We need more funding and less stigma to get this research done; while slowly closing the gap, research funding for psychiatric illnesses still pales compared to other chronic diseases (such as cancer). That’s why we got into this field 🧠 and decided to start this Substack. We strongly believe that psychiatry is one of the MOST exciting medical fields, with many opportunities for clinicians, researchers, and innovators. What we don’t know far outweighs what we know. The impact that intelligent, passionate, and motivated folks can have in advancing the science and caring for patients is nearly unlimited in magnitude 🚀.
Two questions:
What gives with the dramatic (sad) gap between mental health and oncology research funding? What will it take for mental health funding to rise to the same level as cancer research, and how soon (if ever) can we get there? [yes, we know that was really 3 questions in one]

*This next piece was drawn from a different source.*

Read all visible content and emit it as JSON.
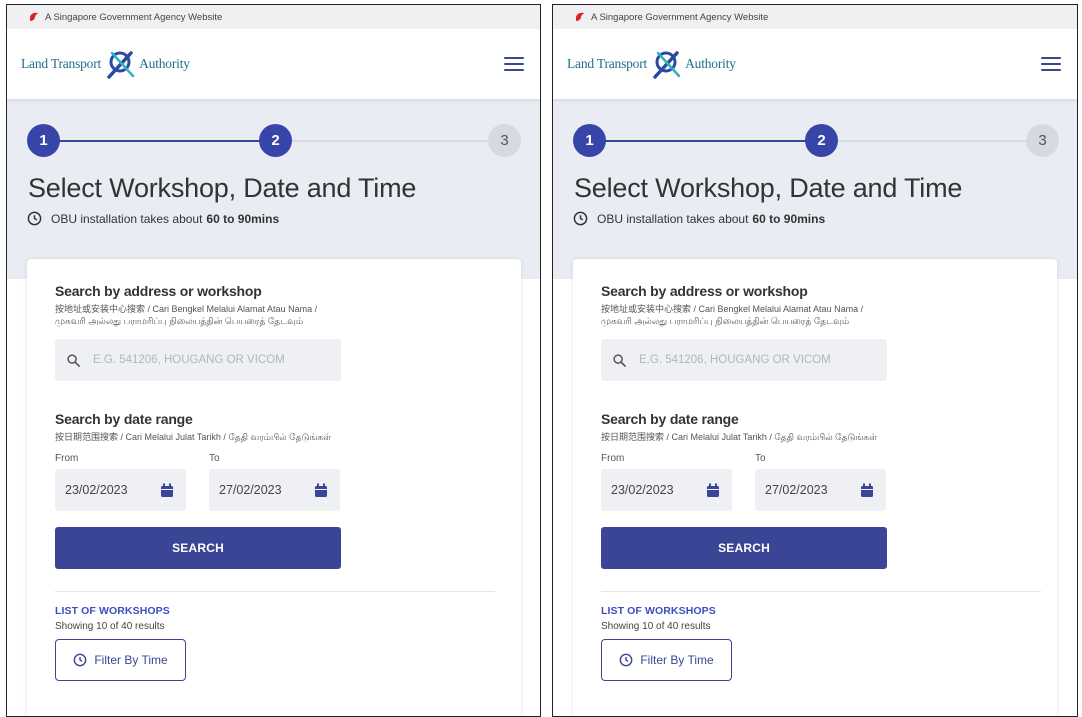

Why is medical misinformation SO rampant in the lay press, and what can we do as clinicians and healthcare operators/builders to get more accurate information out there?
✌🏽 A + A
To read more about our vision for the Stack, check out our intro post here.

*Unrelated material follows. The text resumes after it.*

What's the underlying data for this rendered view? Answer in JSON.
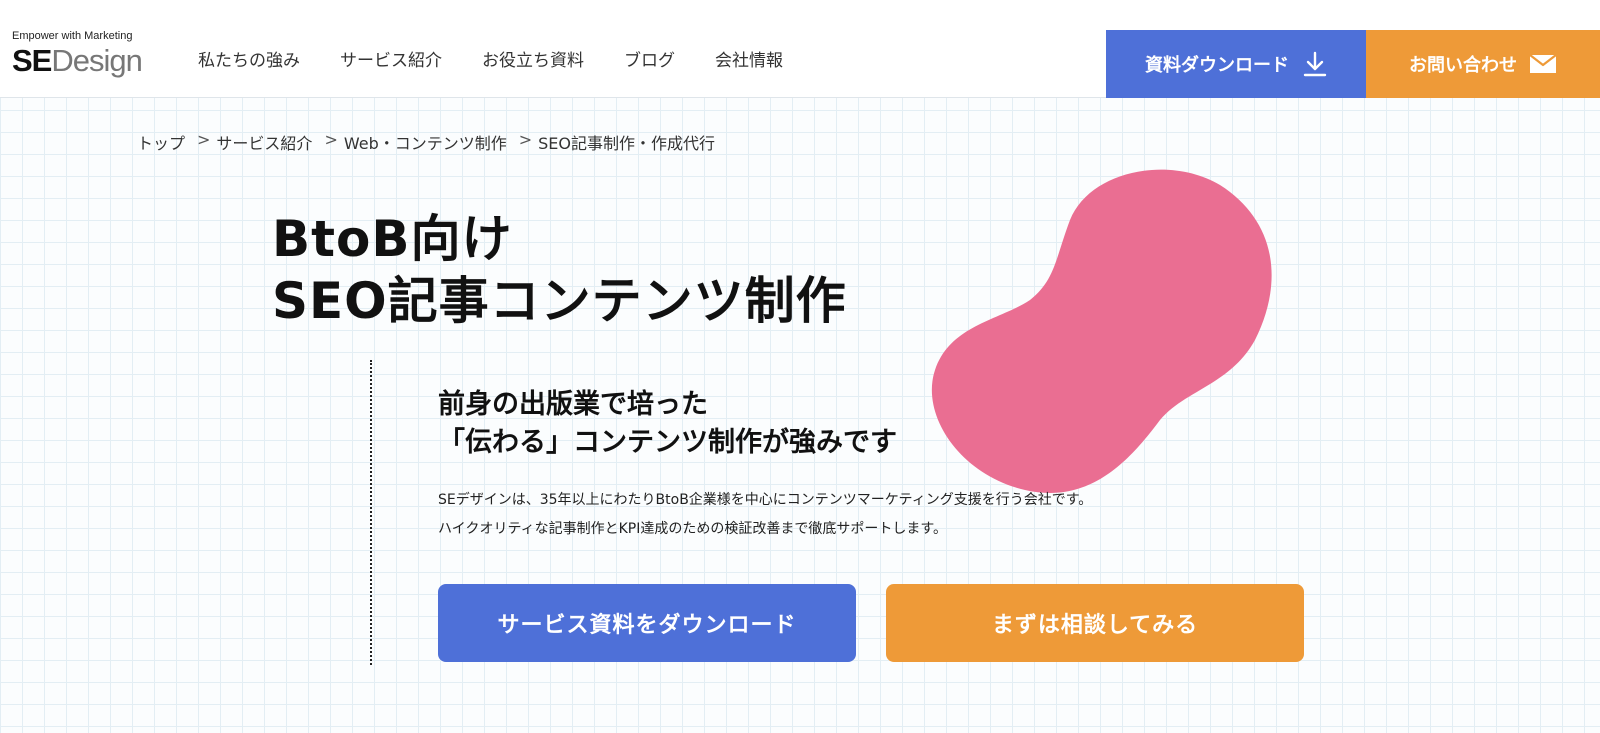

Thanks for writing this, extremely clear and digestable--personally was listening to a popular podcast called the All-In Podcast and they were talking about exactly this issue but without the important clinical intuition demonstrated here!

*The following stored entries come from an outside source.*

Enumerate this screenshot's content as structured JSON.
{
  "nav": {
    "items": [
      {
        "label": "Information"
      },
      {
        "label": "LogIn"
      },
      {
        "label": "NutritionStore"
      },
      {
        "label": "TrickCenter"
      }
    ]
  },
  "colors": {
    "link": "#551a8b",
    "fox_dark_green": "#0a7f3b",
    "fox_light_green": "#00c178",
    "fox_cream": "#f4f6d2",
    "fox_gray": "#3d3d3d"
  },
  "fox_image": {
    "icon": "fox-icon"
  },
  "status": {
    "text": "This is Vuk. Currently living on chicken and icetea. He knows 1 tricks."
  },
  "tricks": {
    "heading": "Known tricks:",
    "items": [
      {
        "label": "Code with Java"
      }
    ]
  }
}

Not an expert, but my hypothesis re: 1) apart from the obvious one of stigma is lack of great measurability. Cancer has much more defined diagnostic criteria linked to physical measurements that are discrete, as opposed to it feels like items like the GAD-7 are self-reported and not measuring the fundamental physical components that cause anxiety/depression. This also makes it more difficult to extrapolate potential cost-savings without a high degree of variance -> less incentive for grant funding/research. On example in mental health, Alzheimers, stands out which has received a ton of funding (albeit recent Nature article debunking this)-- I believe it's because there was something measurable (e.g. amyloid plaques) that one could point to and try to develop therapeutics for.
To your second question about medical misinformation (+ disinformation) running rampant, I feel like the pandemic has really highlighted the need for a more robust, unified federal public health system.
Health communication is its own art for a reason; building trust with the public by communicating in a straightforward manner, while still giving the tools to follow up on nuance for those who want to go deeper, would go a long way toward combating sensationalized headlines. Axios’s “Smart Brevity” style is a great example of trying to appeal to multiple audiences when reporting on complex issues!